Dr. Allen Knutson, a Dallas-based entomologist with the Texas Agricultural Extension Service, will direct the second year of trials using a newly identified sex pheromone to monitor flights of pecan nut casebearer moths, the most damaging of many insects that assault pecans.
Traps will be located in every pecan-producing area of the state, plus one in Mexico near Monterrey. They also will be widely used by commercial pecan growers in West Texas and New Mexico.

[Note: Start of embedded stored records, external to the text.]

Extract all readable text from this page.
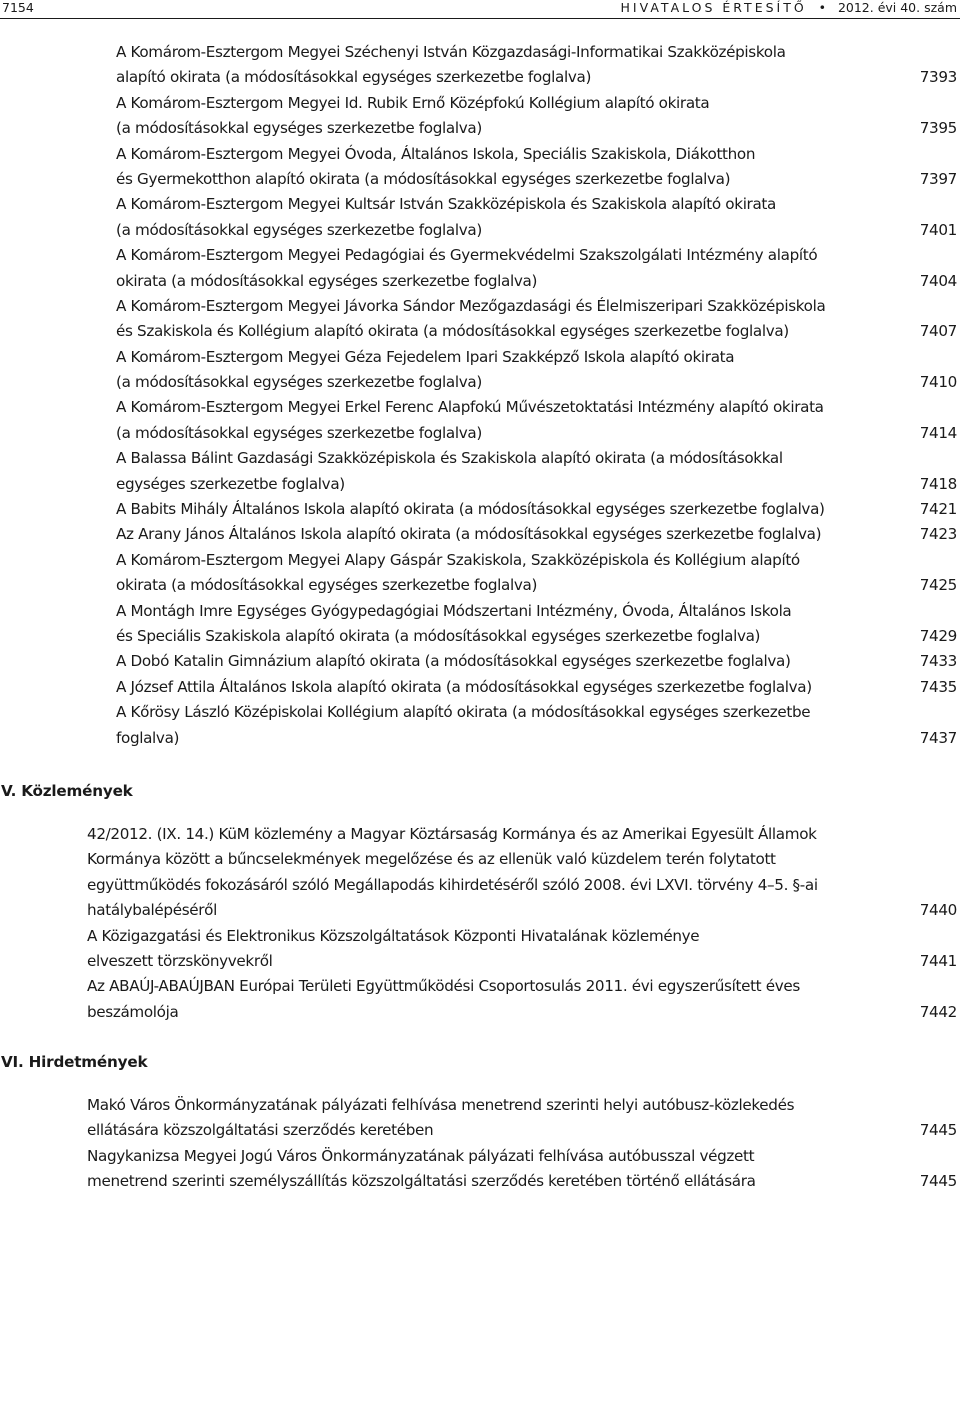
7154	HIVATALOS ÉRTESÍTŐ   •   2012. évi 40. szám
A Komárom-Esztergom Megyei Széchenyi István Közgazdasági-Informatikai Szakközépiskola
alapító okirata (a módosításokkal egységes szerkezetbe foglalva)	7393
A Komárom-Esztergom Megyei Id. Rubik Ernő Középfokú Kollégium alapító okirata
(a módosításokkal egységes szerkezetbe foglalva)	7395
A Komárom-Esztergom Megyei Óvoda, Általános Iskola, Speciális Szakiskola, Diákotthon
és Gyermekotthon alapító okirata (a módosításokkal egységes szerkezetbe foglalva)	7397
A Komárom-Esztergom Megyei Kultsár István Szakközépiskola és Szakiskola alapító okirata
(a módosításokkal egységes szerkezetbe foglalva)	7401
A Komárom-Esztergom Megyei Pedagógiai és Gyermekvédelmi Szakszolgálati Intézmény alapító
okirata (a módosításokkal egységes szerkezetbe foglalva)	7404
A Komárom-Esztergom Megyei Jávorka Sándor Mezőgazdasági és Élelmiszeripari Szakközépiskola
és Szakiskola és Kollégium alapító okirata (a módosításokkal egységes szerkezetbe foglalva)	7407
A Komárom-Esztergom Megyei Géza Fejedelem Ipari Szakképző Iskola alapító okirata
(a módosításokkal egységes szerkezetbe foglalva)	7410
A Komárom-Esztergom Megyei Erkel Ferenc Alapfokú Művészetoktatási Intézmény alapító okirata
(a módosításokkal egységes szerkezetbe foglalva)	7414
A Balassa Bálint Gazdasági Szakközépiskola és Szakiskola alapító okirata (a módosításokkal
egységes szerkezetbe foglalva)	7418
A Babits Mihály Általános Iskola alapító okirata (a módosításokkal egységes szerkezetbe foglalva)	7421
Az Arany János Általános Iskola alapító okirata (a módosításokkal egységes szerkezetbe foglalva)	7423
A Komárom-Esztergom Megyei Alapy Gáspár Szakiskola, Szakközépiskola és Kollégium alapító
okirata (a módosításokkal egységes szerkezetbe foglalva)	7425
A Montágh Imre Egységes Gyógypedagógiai Módszertani Intézmény, Óvoda, Általános Iskola
és Speciális Szakiskola alapító okirata (a módosításokkal egységes szerkezetbe foglalva)	7429
A Dobó Katalin Gimnázium alapító okirata (a módosításokkal egységes szerkezetbe foglalva)	7433
A József Attila Általános Iskola alapító okirata (a módosításokkal egységes szerkezetbe foglalva)	7435
A Kőrösy László Középiskolai Kollégium alapító okirata (a módosításokkal egységes szerkezetbe
foglalva)	7437
V. Közlemények
42/2012. (IX. 14.) KüM közlemény a Magyar Köztársaság Kormánya és az Amerikai Egyesült Államok
Kormánya között a bűncselekmények megelőzése és az ellenük való küzdelem terén folytatott
együttműködés fokozásáról szóló Megállapodás kihirdetéséről szóló 2008. évi LXVI. törvény 4–5. §-ai
hatálybalépéséről	7440
A Közigazgatási és Elektronikus Közszolgáltatások Központi Hivatalának közleménye
elveszett törzskönyvekről	7441
Az ABAÚJ-ABAÚJBAN Európai Területi Együttműködési Csoportosulás 2011. évi egyszerűsített éves
beszámolója	7442
VI. Hirdetmények
Makó Város Önkormányzatának pályázati felhívása menetrend szerinti helyi autóbusz-közlekedés
ellátására közszolgáltatási szerződés keretében	7445
Nagykanizsa Megyei Jogú Város Önkormányzatának pályázati felhívása autóbusszal végzett
menetrend szerinti személyszállítás közszolgáltatási szerződés keretében történő ellátására	7445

“We believe the casebearer pheromone trap will be an important tool for producers in managing this pest,” said Knutson. “While a well- timed insecticide treatment controls the pest, we know from experience that overuse of insecticides for casebearer in the spring can kill beneficial insects that feed on aphids, mites and leaf miners.”
Knutson predicted the pheromone traps will be on the market for growers in 1996. Texas is second only to Georgia in pecan production, accounting for 20 percent of the nation’s pecans. The 1994 pecan crop was valued at $49 million.
Led by Knutson, a U.S.-Canadian research effort identified the sex attractant chemical the female releases to attract the male. The team then isolated and synthesized the pheromone and used it to lure the unsuspecting male moth into sticky traps. Finding male moths in the trap tells growers that females are flying and infesting pecans with eggs.
The larva, or worm, of the pecan nut casebearer, Acrobasis nuxvorella, burrows into the shell and eats the immature nut before it’s fully developed.
“Many pecan growers in Texas have seen the egg and larval stages, but the adult or moth stage is much more elusive,” said Knutson, director of this biointensive research.
“Very few producers have ever seen the moth. But by monitoring their flights, growers should have an early warning system to know when to begin scouting the orchard for infestations of eggs and larvae.
“Finding moths in the trap doesn’t mean we should spray the orchard,” cautioned Knutson. “It means — go look for eggs on the nutlets.”
Karin Davidson, president of the Western Pecan Growers Association, agreed.
“The first flight of the insect in early spring inflicts the worst damage,” she said. “We only have a two- or three-day window to spray. And if you miss the window, it’s all a waste of chemicals, time and labor. It’s possible to lose 40 percent of a crop from this insect.”
Pheromone-baited traps are a common tool in monitoring other pests.
Since each female produces a tiny amount of pheromone, hundreds of female moths were needed for the research. Efforts to rear the casebearer on an artificial diet were not successful.
“They’d rather die than switch,” Knutson commented. “And they did. If it wasn’t a real pecan, they weren’t interested.”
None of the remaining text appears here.